PORTUGAL DOS pequeninos

 

De facto, rezam as estatísticas, aumentou o número de milionários e, os

que já o eram enriqueceram ainda mais.

 

E, segundo as mesmas estatísticas, aumentou a pobreza, os pobres aumentam

de número e ficam mais pequeninos na sua capacidade de sobreviver.

 

E, ainda, para vergonha dos que não são capazes de mostrar a sua

indignação, Bruxelas acusa o governo da geringonça de ter sido parcial nas

alterações que fez no IRS, beneficiando os mais ricos.

 

Talvez o defeito não seja do governo, porque, em Portugal, qualquer

governo foi sempre familiar, no que significa o normal entendimento de

favorecer a respectiva família.

 

No caso, o defeito deve estar é na geringonça. Desengonçada, rodas nem

redondas, com parafusos a menos e rebites a  cair (como na ponte)

movendo-se aos solavancos e / ou com recurso às inexistentes asas de uma

vaca que não voa.

 

Bruxelas não pode pronunciar-se sobre aquilo que lá não chega, como é o

caso das medidas adoptadas pelo expert Vieira - não o do Benfica - que

coartou a solidariedade para os subsídio dependentes que vão ter que gastar

o que os subsídios não dão para pagar, para através dos tribunais - e com

que demora - provarem o direito que têm aos subsídios, se entretanto não se

finarem pelo caminho da fome e da indignidade com que são alvejados.

 

De resto, qualquer coisinha serve para propagandear propaganda, só

reveladora que continua a haver os DDT.

Sande Brito Jr

 

Bruxelas acusa Governo de beneficiar os ricos com a reforma do IRS

Por

ZAP

-

8 Março, 2018

partidosocialista / Flickr

 

Apesar da avaliação positiva que faz a Portugal, no âmbito do desempenho económico do país, a Comissão Europeia critica duramente a reforma do IRS encetada em 2017, considerando que só veio beneficiar os 10% mais ricos e agravar as desigualdades.

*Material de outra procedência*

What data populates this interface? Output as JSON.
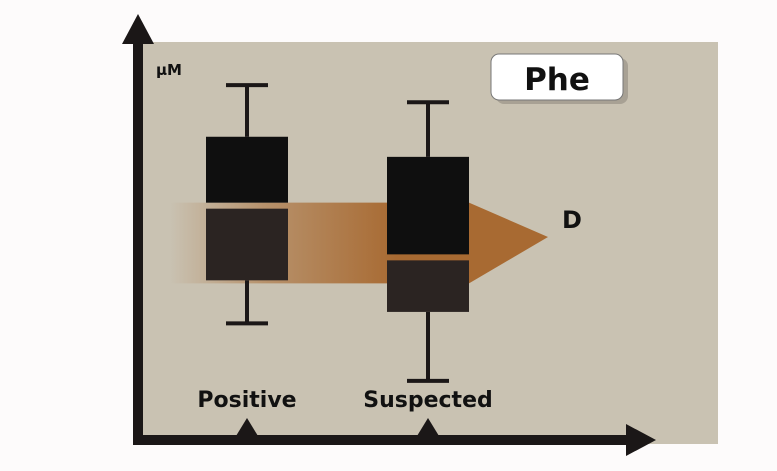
{
  "chart_data": {
    "type": "box",
    "title": "Phe",
    "ylabel": "µM",
    "xlabel": "",
    "categories": [
      "Positive",
      "Suspected"
    ],
    "boxes": [
      {
        "name": "Positive",
        "whisker_low": 0.12,
        "q1": 0.27,
        "median": 0.53,
        "q3": 0.77,
        "whisker_high": 0.95
      },
      {
        "name": "Suspected",
        "whisker_low": -0.08,
        "q1": 0.16,
        "median": 0.35,
        "q3": 0.7,
        "whisker_high": 0.89
      }
    ],
    "ylim": [
      -0.3,
      1.1
    ],
    "annotation": {
      "text": "D"
    },
    "colors": {
      "background": "#c9c2b2",
      "axis": "#1b1717",
      "box_upper": "#0f0f0f",
      "box_lower": "#2b2422",
      "arrow": "#a86a32"
    }
  }
}
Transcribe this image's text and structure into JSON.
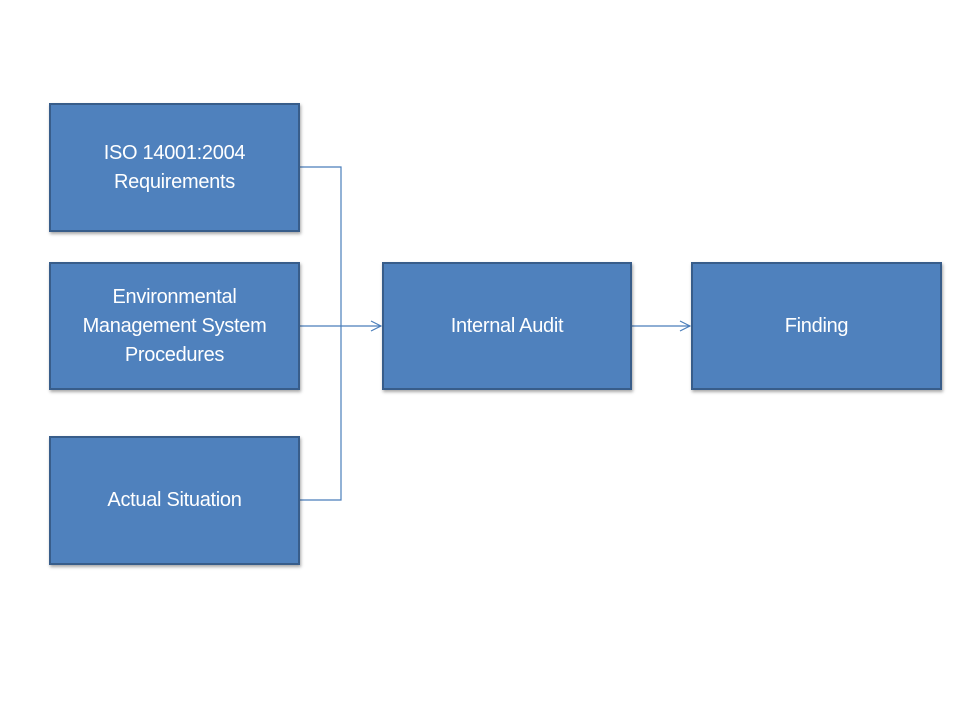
{
  "diagram": {
    "colors": {
      "box_fill": "#4f81bd",
      "box_border": "#385d8a",
      "connector": "#4a7ebb",
      "text": "#ffffff"
    },
    "inputs": [
      {
        "id": "iso",
        "label": "ISO 14001:2004\nRequirements"
      },
      {
        "id": "ems",
        "label": "Environmental\nManagement System\nProcedures"
      },
      {
        "id": "actual",
        "label": "Actual Situation"
      }
    ],
    "process": {
      "id": "audit",
      "label": "Internal Audit"
    },
    "output": {
      "id": "finding",
      "label": "Finding"
    },
    "edges": [
      {
        "from": "ISO 14001:2004 Requirements",
        "to": "Internal Audit"
      },
      {
        "from": "Environmental Management System Procedures",
        "to": "Internal Audit"
      },
      {
        "from": "Actual Situation",
        "to": "Internal Audit"
      },
      {
        "from": "Internal Audit",
        "to": "Finding"
      }
    ]
  }
}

Este reparo surge no âmbito do novo ciclo de avaliação levado a cabo pelo Comissão Europeia (CE) aos Estados-membro. E no que concerne a Portugal, essa avaliação é genericamente positiva, motivando a saída do leque de países com desequilíbrios macroeconómicos excessivos.

Portugal passa a integrar o leque de países em situação de desequilíbrio simples, a par de França, Bulgária, Espanha, Alemanha, Irlanda, Holanda e Suécia.

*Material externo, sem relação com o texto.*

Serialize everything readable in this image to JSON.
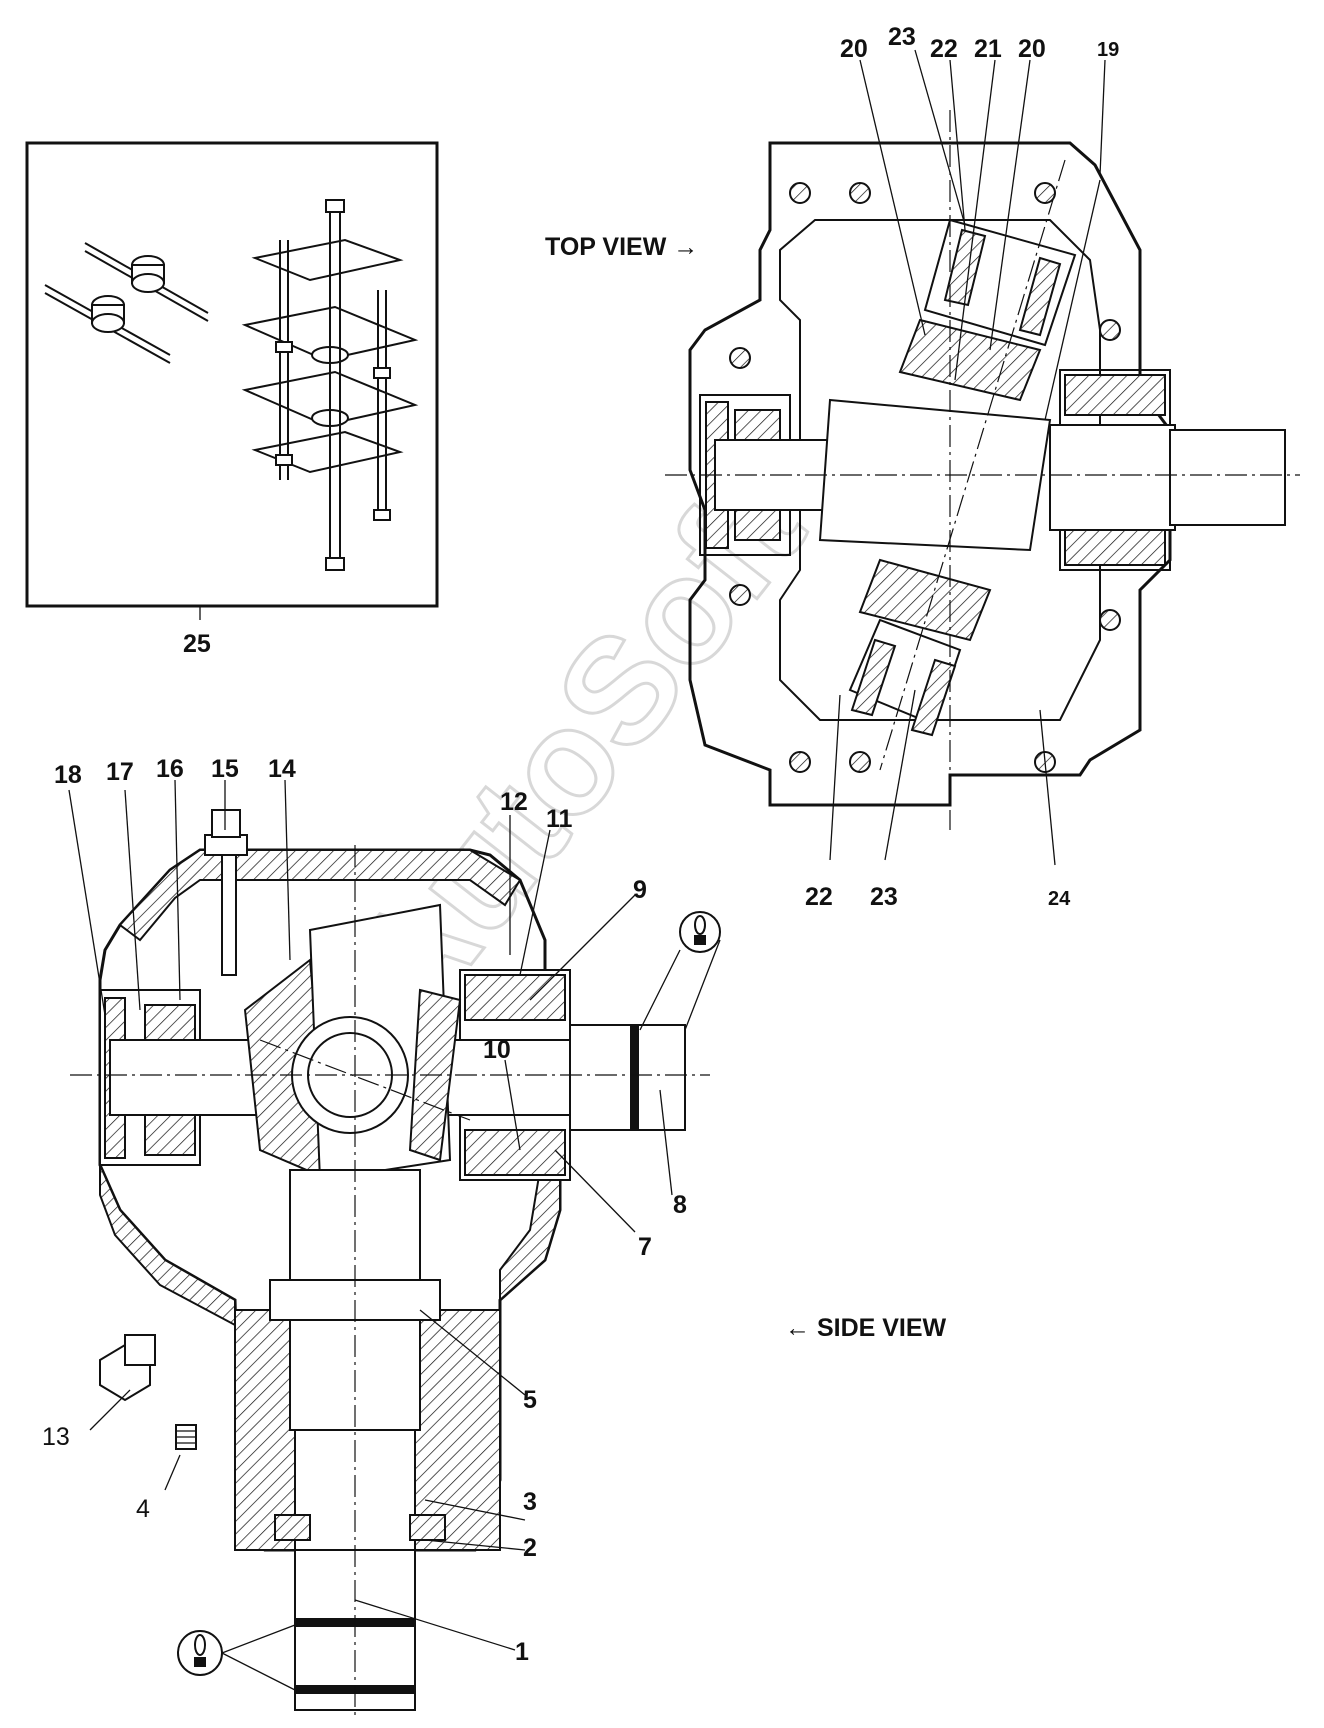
{
  "views": {
    "top_label": "TOP VIEW →",
    "side_label": "← SIDE VIEW"
  },
  "watermark": "AutoSoft",
  "callouts": {
    "c1": "1",
    "c2": "2",
    "c3": "3",
    "c4": "4",
    "c5": "5",
    "c7": "7",
    "c8": "8",
    "c9": "9",
    "c10": "10",
    "c11": "11",
    "c12": "12",
    "c13": "13",
    "c14": "14",
    "c15": "15",
    "c16": "16",
    "c17": "17",
    "c18": "18",
    "c19": "19",
    "c20a": "20",
    "c20b": "20",
    "c21": "21",
    "c22a": "22",
    "c22b": "22",
    "c23a": "23",
    "c23b": "23",
    "c24": "24",
    "c25": "25"
  },
  "icons": {
    "grease_symbol": "grease-gun-icon",
    "tool_kit": "bearing-puller-tool-icon"
  }
}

Mas o Governo de António Costa é “alvo de uma crítica muito desfavorável da CE”, como escreve o Diário de Notícias, relevando que Bruxelas considera que a reforma do IRS iniciada em 2017 veio agravar as desigualdades e beneficiar os mais ricos.

No Orçamento de Estado para 2018, o Executivo nota que a reforma do IRS permite a implementação de “políticas equitativas que diminuam as desigualdades sociais e criem um sistema fiscal mais eficiente”. E a título de exemplo, apontava “as iniciativas de alívio fiscal para as famílias, com a conjugação do redimensionamento dos escalões e a eliminação total da sobretaxa de IRS”.

Ora, a Comissão simulou o efeito das principais medidas da reforma do IRS, designadamente “o aumento do número de escalões”, “a redução do limite inferior do quarto escalão”, a “reversão total da sobretaxa dos escalões mais elevados”, e “a introdução do “mínimo de existência”, avança o DN.

A conclusão de Bruxelas é que as medidas “têm efeitos positivos no rendimento disponível médio das famílias em termos agregados”. Mas se o bolo global fica maior, “em termos de distribuição, a reversão total da sobretaxa e as alterações à estrutura dos escalões conduz a aumentos no índice de Gini, implicando uma distribuição mais desigual de rendimentos”, conclui a CE.

Tal como cita o DN, “a eliminação da sobretaxa nos escalões de rendimento alto beneficia, basicamente, apenas o último decil da população da distribuição”, abrangendo, assim, apenas os 10% mais ricos.

A CE nota que as pessoas com menores rendimentos já estavam isentas de IRS, considerando que a nova estrutura de escalões beneficia especialmente quem tem maiores rendimentos.